Bisnis.com, SURABAYA – Menteri Riset, Teknologi dan Pendidikan Tinggi (Menristekdikti) Mohamad Nasir mengungkapkan model pendaftaran pada Seleksi Bersama Masuk Perguruan Tinggi Negeri (SBMPTN) pada tahun 2019 berubah dibanding tahun lalu.
Menristekdikti ditemui di sela peresmian tujuh gedung di Universitas Negeri Surabaya (Unesa), Rabu (20/2/2019), mengatakan, pada tahun ini ada dua tes yang harus dilalui peserta SBMPTN, yakni tes potensi skolastik (TPS) dan tes kompetensi akademik (TKA).
Sedangkan pada tahun 2018, peserta SBMPTN pertama-tama mendaftar pada perguruan tinggi negeri (PTN), yang dituju, selanjutnya diberitahu tempat tes dan mengikuti tes apakah "computer based test" (CBT) atau "paper based test" (PBT).
"Kebanyakan mereka tidak tahu dan masuk secara untung-untungan. Kedua, kalau sekolah fasilitasnya baik, pasti proses pembelajaran akan lebih baik dibanding anak yang fasilitasnya kurang," kata Nasir.
Padahal, lanjut dia, secara kemampuan bisa jadi anak yang di sekolah kurang baik punya kemampuan tinggi, sementara di sekolah baik aslinya tidak punya kemampuan baik menjadi baik.
"Untuk itu tahun ini kami akan lakukan dua model tes. Pertama, tes potensi skolastik (TPS), yakni menguji anak ketika kuliah selesai apa tidak, karena tidak ingin anak DO di tengah jalan," ujar Nasir.
Tes kedua adalah tes kompetensi akademik (TKA). Tes itu untuk mengetahui anak tersebut cocok di bidang apa dengan nilai yang akan keluar lebih dulu.

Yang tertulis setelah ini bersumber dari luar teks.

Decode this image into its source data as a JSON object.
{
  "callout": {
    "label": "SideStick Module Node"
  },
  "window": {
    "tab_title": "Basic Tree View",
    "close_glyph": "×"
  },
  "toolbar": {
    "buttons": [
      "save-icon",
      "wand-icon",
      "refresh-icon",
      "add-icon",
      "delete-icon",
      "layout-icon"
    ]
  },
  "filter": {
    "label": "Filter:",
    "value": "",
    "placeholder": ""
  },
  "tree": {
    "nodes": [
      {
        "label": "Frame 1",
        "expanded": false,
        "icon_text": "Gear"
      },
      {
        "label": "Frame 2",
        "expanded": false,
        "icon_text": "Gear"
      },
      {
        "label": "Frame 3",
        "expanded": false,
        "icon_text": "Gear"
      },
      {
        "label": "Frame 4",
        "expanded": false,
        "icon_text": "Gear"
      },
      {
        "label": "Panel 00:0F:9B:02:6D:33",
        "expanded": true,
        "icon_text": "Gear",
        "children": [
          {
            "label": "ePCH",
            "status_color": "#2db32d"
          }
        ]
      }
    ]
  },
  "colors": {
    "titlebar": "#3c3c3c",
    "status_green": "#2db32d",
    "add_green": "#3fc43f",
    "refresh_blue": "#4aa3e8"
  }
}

Nasir mengungkapkan, pendaftaran SBMPTN akan dimulai Maret dan April, dimulai tes untuk mendaftar kuliah. "Misal, si anak punya nilai 98, berarti cocok untuk prodi A. Sedangkan jika nilai 90, cocok untuk prodi B. Mahasiswa bisa menentukan sendiri sebelum memilih jurusan, sehingga sebaran anak lebih baik," katanya.
Sementara mengenai SNMPTN, Nasir mengklaim adanya peningkatan pada tahun ini. Pendaftaran SNMPTN yang diperpanjang, karena tidak ingin siswa kehilangan kesempatan akibat masalah pendaftaran. "Kualitas harus tetap dijaga, tapi jangan sampai merugikan anak," katanya.
Dia mencontohkan, di Surabaya ada yang melapor kepada Kemenristekdikti setelah satu SMA di bidang IPA tidak masuk karena sistem tidak terkoneksi. "Setelah dibuka bisa masuk. Sistem tidak salah, tapi cara membaca sistem ada yang salah," ujarnya.